Глоток коньяка на полные желудки не сделал никого из присутствующих пьяными, но разогнал кровь и заставил думать быстрее. Впрочем, вполне возможно, что оказал свое действие не коньяк, а появившаяся после нескольких лет фрустрации надежда на успех, возникшее чувство правильного решения, потому что проигрывать никто из них не собирался. Четыре склонившихся над журнальным столиком головы вертели лист бумаги с планом завоевания Голливуда, вписывая туда новые идеи, отвергая или исправляя старые.
– Так, а кто переведет сценарий? Лела, ты?
– Могу попробовать…
– Нет, нужно найти хорошего переводчика. Сценарий – наша визитная карточка, она должна сверкать глянцем, поэтому делаем все профессионально.
– А сценарий не нужно переделывать?
– Зачем?
– Ну, чтобы американцам было понятно…
– Фильм русский, сюжет русский, и американцы здесь ни при чем.
– Но ведь это их деньги. Кстати, я совсем не уверен, что американцы профинансируют фильм просто так, за красивые глаза, – задумчиво произнес Егор. – Даже если мы выиграем грант, бесплатный сыр бывает только в мышеловке – это закон джунглей и капитализма.
– Что это за мышеловка?
– Откуда я могу знать? Но американцы не будут раздавать деньги просто так, не имея интереса в проекте. Можешь ты что-нибудь придумать в этом направлении, ты же профессионал? – обратился он к Олегу.
– Они могут поставить скрытую рекламу.
– Что такое скрытая реклама?
– Например, показывать на заднем плане Макдональдсы, или герой будет ездить на американской машине – что-нибудь в таком роде… Нужно потом внимательно прочесть договор – там все должно быть учтено.
– Что ж, американскую машину можно пережить, – облегченно засмеялся Егор. – Не было бы чего похуже.
– Главное, внимательно изучить договор, прежде чем подписывать. Кстати, ты говорила о трех присуждаемых премиях.

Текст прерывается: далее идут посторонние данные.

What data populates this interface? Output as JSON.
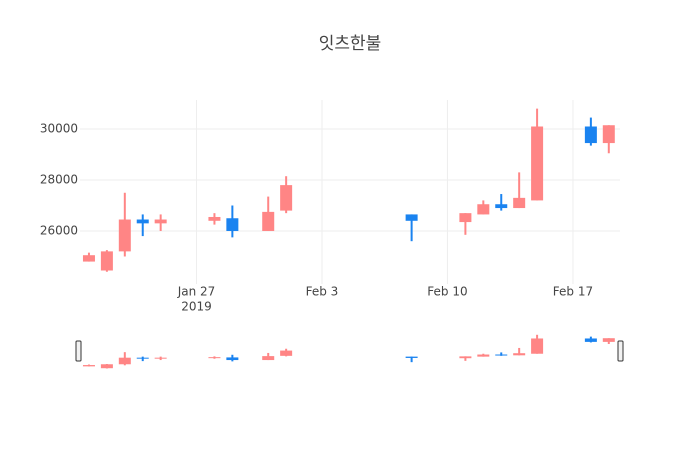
{
  "chart_data": {
    "type": "candlestick",
    "title": "잇츠한불",
    "x": [
      "2019-01-21",
      "2019-01-22",
      "2019-01-23",
      "2019-01-24",
      "2019-01-25",
      "2019-01-28",
      "2019-01-29",
      "2019-01-31",
      "2019-02-01",
      "2019-02-08",
      "2019-02-11",
      "2019-02-12",
      "2019-02-13",
      "2019-02-14",
      "2019-02-15",
      "2019-02-18",
      "2019-02-19"
    ],
    "open": [
      24800,
      24450,
      25200,
      26450,
      26300,
      26400,
      26500,
      26000,
      26800,
      26650,
      26350,
      26650,
      27050,
      26900,
      27200,
      30100,
      29450
    ],
    "high": [
      25150,
      25250,
      27500,
      26650,
      26650,
      26700,
      27000,
      27350,
      28150,
      26650,
      26700,
      27200,
      27450,
      28300,
      30800,
      30450,
      30150
    ],
    "low": [
      24800,
      24400,
      25000,
      25800,
      26000,
      26250,
      25750,
      26000,
      26700,
      25600,
      25850,
      26650,
      26800,
      26900,
      27200,
      29350,
      29050
    ],
    "close": [
      25050,
      25200,
      26450,
      26300,
      26450,
      26550,
      26000,
      26750,
      27800,
      26400,
      26700,
      27050,
      26900,
      27300,
      30100,
      29450,
      30150
    ],
    "increasing_color": "#ff8585",
    "decreasing_color": "#1a83f0",
    "xlim": [
      "2019-01-20T12:00",
      "2019-02-19T15:00"
    ],
    "xticks": [
      {
        "value": "2019-01-27",
        "label": "Jan 27"
      },
      {
        "value": "2019-02-03",
        "label": "Feb 3"
      },
      {
        "value": "2019-02-10",
        "label": "Feb 10"
      },
      {
        "value": "2019-02-17",
        "label": "Feb 17"
      }
    ],
    "x_year_label": "2019",
    "ylim": [
      23920,
      31140
    ],
    "yticks": [
      26000,
      28000,
      30000
    ],
    "grid": true,
    "rangeslider": true
  }
}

Первая – финансирование фильма, а следующие две? – обратился Олег к разрумянившейся от разговора и выпитого коньяка Леле, ставшей, кажется, еще красивее от прилившей к лицу краски.
– Кажется, про остальные две не было написано ничего конкретного, но я считаю, что нас должна интересовать только первая премия. А ты, я смотрю, уже собрался и договор подписывать?
– Да-да, конечно подписывать, непременно! – поддержала мнение Инга. – Или мы не русские? Нам – или все, или ничего.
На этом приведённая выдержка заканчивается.